Although he garnered the most votes, Jacobs was not totally happy with Tuesday’s results.
“I’m happy I won, but I’m sad because Woody was a good board member,” Jacobs said. “He’ll be missed.”
In November, Lenox, 58, spoke out against using potential sales tax money for a $10 million to $15 million sports and facilities complex, saying it needed to be used for facilities or a new campus setup. The referendum failed then, and again on Tuesday.
He wasn’t certain whether his role on the board’s negotiating team played a factor in his loss.
“I really don’t know, but the voters spoke,” Lenox said. “Good candidates were elected.
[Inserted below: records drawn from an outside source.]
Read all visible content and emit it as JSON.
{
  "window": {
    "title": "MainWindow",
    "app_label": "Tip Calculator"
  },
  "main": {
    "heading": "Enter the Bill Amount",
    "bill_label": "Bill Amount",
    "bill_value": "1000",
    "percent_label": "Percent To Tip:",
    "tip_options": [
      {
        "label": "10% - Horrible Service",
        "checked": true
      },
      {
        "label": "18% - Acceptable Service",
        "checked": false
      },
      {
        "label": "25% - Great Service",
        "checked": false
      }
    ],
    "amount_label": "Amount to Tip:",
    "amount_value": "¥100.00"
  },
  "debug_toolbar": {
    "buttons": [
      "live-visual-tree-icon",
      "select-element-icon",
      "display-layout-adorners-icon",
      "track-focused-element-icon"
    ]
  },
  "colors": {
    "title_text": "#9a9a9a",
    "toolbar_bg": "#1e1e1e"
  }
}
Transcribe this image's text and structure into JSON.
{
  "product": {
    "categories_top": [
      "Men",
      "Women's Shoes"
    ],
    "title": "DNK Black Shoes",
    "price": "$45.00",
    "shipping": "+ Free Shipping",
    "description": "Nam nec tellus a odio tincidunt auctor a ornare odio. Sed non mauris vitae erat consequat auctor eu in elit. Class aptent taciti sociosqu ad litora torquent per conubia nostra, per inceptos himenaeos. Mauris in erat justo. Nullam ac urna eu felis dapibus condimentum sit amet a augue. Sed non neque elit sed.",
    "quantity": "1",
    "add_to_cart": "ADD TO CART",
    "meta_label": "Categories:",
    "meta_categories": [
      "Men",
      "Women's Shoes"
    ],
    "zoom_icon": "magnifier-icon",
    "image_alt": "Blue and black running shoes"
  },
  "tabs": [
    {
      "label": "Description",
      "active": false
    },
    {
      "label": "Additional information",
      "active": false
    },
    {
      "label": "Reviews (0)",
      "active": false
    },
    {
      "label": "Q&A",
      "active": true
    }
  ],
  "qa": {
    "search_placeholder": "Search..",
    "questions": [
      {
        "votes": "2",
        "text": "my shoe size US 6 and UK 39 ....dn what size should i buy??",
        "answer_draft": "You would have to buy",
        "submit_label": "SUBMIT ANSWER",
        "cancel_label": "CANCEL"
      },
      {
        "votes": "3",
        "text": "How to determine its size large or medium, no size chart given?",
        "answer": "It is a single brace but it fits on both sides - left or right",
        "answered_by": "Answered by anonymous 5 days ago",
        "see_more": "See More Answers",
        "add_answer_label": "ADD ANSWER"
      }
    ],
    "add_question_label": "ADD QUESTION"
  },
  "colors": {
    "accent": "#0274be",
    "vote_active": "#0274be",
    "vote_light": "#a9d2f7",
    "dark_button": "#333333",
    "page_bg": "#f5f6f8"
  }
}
I really don’t know what was on people’s minds, but I also didn’t know what to expect, because there have been a number of issues in the school district.”
New board members will face the challenge of older school buildings and a steady decrease in state revenue.
Shroyer, 59, and Arduini, 37, will take their first crack at elected positions.
Both candidates favored the 1-percentage point sales tax increase. Arduini said he would like to see the community get more involved, and Shroyer wants to see the board do what it can with the budget to avoid cutting staff.
Tourtillott, 48, who was elected to a second term, said she is interested in trimming the fat on the budget “without falling off the cliff.”